While humanity shares one planet, it is a planet on which there are two worlds, the world of the rich and the world of the poor.
—Raanan Weitz, 1986
More than three-fourths of the world's people live in developing countries, but they enjoy only 16% of the world's income—while the richest 20% have 85% of global income.
—United Nations Development Program, Human Development Report, 1995
Our primary goal in development must be to reduce the disparities across and within countries .... The key development challenge of our time is the challenge of inclusion.

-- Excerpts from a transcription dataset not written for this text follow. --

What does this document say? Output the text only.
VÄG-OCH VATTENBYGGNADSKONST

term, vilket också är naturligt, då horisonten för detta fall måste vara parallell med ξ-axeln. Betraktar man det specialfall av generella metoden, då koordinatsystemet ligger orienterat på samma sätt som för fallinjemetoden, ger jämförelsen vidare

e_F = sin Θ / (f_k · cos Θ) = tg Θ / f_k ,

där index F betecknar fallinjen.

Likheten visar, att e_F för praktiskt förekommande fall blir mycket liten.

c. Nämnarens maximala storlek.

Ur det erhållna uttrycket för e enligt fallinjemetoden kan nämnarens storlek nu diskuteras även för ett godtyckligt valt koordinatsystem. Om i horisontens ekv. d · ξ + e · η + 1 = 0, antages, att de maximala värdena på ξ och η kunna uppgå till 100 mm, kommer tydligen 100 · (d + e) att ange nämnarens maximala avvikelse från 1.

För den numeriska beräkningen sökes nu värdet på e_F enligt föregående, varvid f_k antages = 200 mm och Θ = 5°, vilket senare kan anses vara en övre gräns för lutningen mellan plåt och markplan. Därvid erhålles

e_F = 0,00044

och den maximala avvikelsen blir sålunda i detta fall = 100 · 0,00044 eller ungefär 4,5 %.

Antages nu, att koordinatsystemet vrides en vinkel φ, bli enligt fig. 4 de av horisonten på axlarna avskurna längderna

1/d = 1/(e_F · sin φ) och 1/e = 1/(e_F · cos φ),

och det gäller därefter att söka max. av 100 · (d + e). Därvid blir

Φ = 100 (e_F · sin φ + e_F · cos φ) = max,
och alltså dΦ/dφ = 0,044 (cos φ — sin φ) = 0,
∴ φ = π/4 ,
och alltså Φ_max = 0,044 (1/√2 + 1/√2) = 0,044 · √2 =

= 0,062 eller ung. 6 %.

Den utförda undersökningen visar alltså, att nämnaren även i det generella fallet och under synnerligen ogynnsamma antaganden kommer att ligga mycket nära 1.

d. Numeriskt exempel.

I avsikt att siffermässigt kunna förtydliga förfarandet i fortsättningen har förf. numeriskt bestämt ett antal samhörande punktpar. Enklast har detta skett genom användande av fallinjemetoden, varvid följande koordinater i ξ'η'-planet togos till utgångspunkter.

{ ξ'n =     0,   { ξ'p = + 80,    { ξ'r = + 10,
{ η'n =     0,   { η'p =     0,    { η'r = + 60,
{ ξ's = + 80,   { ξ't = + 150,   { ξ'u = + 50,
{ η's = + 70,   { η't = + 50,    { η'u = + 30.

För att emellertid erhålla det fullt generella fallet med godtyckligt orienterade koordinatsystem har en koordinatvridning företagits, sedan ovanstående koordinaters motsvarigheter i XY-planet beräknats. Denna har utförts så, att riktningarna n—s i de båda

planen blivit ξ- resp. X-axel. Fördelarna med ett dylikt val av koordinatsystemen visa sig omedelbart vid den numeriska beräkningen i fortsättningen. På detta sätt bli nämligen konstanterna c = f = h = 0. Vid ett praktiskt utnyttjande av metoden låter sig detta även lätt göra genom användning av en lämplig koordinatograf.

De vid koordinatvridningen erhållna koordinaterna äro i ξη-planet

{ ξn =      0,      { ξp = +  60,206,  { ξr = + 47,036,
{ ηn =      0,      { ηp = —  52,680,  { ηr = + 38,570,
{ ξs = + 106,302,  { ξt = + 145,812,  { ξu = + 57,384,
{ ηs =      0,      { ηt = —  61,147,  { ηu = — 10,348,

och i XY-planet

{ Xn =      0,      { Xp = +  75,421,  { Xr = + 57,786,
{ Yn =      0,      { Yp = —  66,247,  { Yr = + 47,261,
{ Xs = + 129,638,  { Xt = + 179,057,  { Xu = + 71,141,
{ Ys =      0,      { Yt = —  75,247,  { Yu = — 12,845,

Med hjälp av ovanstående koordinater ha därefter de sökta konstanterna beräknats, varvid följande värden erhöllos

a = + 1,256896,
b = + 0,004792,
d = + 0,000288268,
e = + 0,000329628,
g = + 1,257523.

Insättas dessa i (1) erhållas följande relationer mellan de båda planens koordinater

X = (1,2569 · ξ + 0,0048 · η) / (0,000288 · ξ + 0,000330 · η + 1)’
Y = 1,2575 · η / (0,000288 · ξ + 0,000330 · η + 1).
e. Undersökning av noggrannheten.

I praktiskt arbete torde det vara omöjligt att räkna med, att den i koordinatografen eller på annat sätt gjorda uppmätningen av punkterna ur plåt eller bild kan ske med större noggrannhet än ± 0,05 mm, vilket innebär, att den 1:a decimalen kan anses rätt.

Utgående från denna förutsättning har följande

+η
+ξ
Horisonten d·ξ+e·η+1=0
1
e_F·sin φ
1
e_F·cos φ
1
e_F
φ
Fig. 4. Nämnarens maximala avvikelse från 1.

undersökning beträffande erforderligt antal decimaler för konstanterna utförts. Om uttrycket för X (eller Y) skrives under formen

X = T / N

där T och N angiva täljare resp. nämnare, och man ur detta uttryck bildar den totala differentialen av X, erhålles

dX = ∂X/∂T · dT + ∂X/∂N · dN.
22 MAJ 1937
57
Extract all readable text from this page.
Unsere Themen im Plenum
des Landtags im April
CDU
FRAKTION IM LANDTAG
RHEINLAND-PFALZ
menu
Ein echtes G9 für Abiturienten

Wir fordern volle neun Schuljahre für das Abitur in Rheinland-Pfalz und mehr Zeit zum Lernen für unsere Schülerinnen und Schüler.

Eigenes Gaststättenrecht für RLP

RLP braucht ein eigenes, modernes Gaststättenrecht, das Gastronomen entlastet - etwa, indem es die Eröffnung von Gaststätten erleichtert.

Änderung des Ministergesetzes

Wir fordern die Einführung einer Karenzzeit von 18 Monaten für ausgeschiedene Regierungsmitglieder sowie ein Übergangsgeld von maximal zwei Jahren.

—James D. Wolfensohn, President, World Bank, 1998
How The Other Three-Quarters Live
Economics and Development Studies
The Nature of Development Economics
Why Study Development Economics? Some Critical Questions
The Important Role of Value in Development Economics
Economies as Social Systems: The Need to Go Beyond Simple Economics
What Do We Mean by Development?
Traditional Economic Measures
The New Economic View of Development
Sen's "Capabilities" Approach
Three Core Values of Development
The Three Objectives of Development
Conclusions
Development economics is a distinct yet very important extension of both traditional economics and political economy. While necessarily also concerned with efficient resource allocation and the steady growth of aggregate output over time, development economics focuses primarily on the economic, social, and institutional mechanisms needed to bring about rapid and large-scale improvements in levels of living for the masses of poor people in developing nations. As such, development economics must be concerned with the formulation of appropriate public policies designed to effect major economic, institutional, and social transformations of entire societies in the shortest possible time. Otherwise, the gap between aspiration and reality will continue to widen with each passing year. It is for this reason that the public sector has assumed a much broader and more determining role in development economics than it has in traditional neoclassical economic analysis.
As a social science, economics is concerned with people and how best to provide them with the material means to help them realize their full human potential. But what constitutes the good life is a perennial question, and hence economics necessarily involves values and value judgments. Our very concern with promoting development represents an implicit value judgment about good (development) and evil (underdevelopment). But development may mean different things to different people. Therefore, the nature and character of development and the meaning we attach to it must be carefully spelled out. We did this at the end of the chapter and will continue to explore these definitions throughout the book.
The central economic problems of all societies include traditional questions such as what, where, how, how much, and for whom goods and services should be produced. But they should also include the fundamental question at the national level about who actually makes or influences economic decisions and for whose principal benefit these decisions are made. Finally, at the international level, it is necessary to consider the question of which nations and which powerful groups within nations exert the most influence with regard to the control, transmission, and use of technology, information, and finance. Moreover, for whom do they exercise this power?